Thum adds he and colleagues on the SEAL Team have received positive feedback not just from frontline managers and supervisors in areas where the SEAL Team nurses are deployed, but also from staff nurses who work on these units.
Currently, the SEAL Team focuses primarily on acute care, working in critical care, intermediate care, or med-surg and telemetry, explains Thum.
“At the same time, we are ... looking at expanding SEAL Team services and recruiting members specifically for specialty emergency services — in particular, the ED and perioperative [services].” Thum also is considering other specialty areas for expansion, such as virtual nursing and safety services (e.g., one-to-one observation). In fact, he notes the one-to-one observation role would be more of a technician role. Thus, the flexible-resource-team approach could be applied to different types of personnel.
After the COVID-19 pandemic, the idea of injecting more flexibility into the workforce seems vital when planning for the future.

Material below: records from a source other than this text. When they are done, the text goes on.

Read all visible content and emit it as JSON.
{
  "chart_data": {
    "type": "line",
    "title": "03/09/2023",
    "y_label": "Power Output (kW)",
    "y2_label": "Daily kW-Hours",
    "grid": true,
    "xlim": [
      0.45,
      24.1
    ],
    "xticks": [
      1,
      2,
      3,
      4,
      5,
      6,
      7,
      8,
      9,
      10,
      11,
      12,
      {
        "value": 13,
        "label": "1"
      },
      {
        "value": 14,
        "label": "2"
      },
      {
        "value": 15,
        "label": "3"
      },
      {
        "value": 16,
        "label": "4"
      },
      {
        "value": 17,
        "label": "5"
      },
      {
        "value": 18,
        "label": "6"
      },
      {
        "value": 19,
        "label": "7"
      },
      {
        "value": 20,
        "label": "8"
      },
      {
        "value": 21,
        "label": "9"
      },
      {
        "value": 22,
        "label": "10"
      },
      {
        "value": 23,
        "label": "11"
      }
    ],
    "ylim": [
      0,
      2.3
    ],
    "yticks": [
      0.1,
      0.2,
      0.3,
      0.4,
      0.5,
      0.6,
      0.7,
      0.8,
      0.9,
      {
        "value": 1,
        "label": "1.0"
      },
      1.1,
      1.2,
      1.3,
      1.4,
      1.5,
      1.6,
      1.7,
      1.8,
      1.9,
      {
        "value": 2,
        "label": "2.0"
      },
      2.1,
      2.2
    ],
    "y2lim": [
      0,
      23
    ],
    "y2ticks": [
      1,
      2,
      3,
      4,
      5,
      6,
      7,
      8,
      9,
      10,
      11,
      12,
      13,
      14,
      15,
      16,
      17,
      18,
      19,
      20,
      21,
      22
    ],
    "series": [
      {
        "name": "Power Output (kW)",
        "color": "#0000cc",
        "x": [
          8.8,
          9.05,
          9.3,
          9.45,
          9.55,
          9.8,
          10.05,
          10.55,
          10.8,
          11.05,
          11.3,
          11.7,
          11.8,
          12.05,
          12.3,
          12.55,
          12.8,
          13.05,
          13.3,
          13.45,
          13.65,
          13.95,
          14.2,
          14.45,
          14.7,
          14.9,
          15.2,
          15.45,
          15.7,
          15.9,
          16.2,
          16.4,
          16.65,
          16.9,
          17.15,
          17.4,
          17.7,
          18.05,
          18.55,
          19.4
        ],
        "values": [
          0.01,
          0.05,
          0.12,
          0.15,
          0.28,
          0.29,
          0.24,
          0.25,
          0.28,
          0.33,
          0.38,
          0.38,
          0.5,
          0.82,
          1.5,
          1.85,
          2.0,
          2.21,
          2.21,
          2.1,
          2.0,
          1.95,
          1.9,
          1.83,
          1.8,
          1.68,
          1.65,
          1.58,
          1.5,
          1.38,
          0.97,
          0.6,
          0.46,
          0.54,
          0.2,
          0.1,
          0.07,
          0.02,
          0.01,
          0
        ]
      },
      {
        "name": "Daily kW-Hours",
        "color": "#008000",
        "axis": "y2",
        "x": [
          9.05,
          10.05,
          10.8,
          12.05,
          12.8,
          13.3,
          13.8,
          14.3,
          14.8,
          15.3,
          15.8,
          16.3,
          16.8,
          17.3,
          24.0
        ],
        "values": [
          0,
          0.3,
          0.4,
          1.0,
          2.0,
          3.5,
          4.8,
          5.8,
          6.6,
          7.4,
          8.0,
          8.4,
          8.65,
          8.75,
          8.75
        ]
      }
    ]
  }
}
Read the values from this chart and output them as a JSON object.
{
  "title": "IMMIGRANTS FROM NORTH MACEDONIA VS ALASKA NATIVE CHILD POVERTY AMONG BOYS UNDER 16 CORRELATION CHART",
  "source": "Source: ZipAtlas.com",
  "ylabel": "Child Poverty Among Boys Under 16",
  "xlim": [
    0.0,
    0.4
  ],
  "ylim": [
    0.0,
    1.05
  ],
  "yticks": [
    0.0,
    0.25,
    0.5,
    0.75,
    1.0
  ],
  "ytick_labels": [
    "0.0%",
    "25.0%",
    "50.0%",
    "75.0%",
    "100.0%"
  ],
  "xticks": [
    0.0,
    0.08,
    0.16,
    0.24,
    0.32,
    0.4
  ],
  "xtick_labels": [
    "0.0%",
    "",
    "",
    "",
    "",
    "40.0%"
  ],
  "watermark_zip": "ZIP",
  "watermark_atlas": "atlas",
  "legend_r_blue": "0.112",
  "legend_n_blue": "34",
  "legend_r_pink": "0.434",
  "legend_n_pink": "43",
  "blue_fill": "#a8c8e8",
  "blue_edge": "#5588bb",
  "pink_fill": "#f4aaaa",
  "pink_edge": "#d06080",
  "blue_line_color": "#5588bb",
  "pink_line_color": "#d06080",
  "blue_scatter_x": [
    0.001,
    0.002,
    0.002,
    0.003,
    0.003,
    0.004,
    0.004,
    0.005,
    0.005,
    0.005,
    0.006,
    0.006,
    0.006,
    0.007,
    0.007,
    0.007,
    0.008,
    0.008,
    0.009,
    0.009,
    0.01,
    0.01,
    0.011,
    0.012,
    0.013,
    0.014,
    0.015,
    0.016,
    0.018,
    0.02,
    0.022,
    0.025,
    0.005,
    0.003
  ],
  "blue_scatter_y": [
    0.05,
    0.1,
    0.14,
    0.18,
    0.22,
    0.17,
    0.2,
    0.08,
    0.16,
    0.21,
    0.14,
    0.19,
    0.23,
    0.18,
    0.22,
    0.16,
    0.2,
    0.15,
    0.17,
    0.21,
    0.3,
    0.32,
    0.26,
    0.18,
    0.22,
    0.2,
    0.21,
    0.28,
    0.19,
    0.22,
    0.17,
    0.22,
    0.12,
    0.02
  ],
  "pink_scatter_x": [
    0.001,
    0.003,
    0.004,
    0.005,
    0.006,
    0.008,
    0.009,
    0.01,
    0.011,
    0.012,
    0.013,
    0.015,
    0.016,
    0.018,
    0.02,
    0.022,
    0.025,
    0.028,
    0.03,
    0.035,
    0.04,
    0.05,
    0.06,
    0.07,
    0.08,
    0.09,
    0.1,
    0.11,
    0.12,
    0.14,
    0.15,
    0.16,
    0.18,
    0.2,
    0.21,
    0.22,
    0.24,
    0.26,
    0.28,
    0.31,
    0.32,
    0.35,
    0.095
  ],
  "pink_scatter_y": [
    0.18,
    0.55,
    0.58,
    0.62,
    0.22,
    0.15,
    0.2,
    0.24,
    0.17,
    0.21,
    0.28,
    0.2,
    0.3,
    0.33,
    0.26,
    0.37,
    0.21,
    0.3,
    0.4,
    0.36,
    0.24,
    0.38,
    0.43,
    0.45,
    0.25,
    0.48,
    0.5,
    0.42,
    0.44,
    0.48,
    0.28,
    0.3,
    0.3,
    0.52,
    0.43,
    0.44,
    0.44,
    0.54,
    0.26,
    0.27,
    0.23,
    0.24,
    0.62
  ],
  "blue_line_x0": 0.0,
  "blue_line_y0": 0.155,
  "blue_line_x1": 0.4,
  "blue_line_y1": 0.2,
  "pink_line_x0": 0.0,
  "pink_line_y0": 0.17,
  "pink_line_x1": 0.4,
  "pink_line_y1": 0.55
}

“If there are challenges at a particular hospital within our organization or throughout the organization, if we have flexible teams that we can deploy to areas where they are needed most, we will be able to better meet crises and demands,” Thum says. “If we have static teams that can only work in the locations that they are hired to, as an organization and as a health system we won’t be able to pivot and respond to demands or crises as easily.”
While Thum is an advocate for the flexible team approach, he urges anyone interested in deploying a similar solution to include all key stakeholders when designing such a program. Pay particularly close attention to the onboarding and education process.
“We expect [our team members] to come in seasoned and experienced; they know how to be a nurse. But we onboard them in how to be a Jefferson nurse, and really make sure they are comfortable and competent to practice in a different care area that they could be deployed to,” Thum concludes. “We certainly made some course corrections at the beginning of the program to make sure that staff get the onboarding that they need to be successful. I think that is probably the most difficult part of planning.”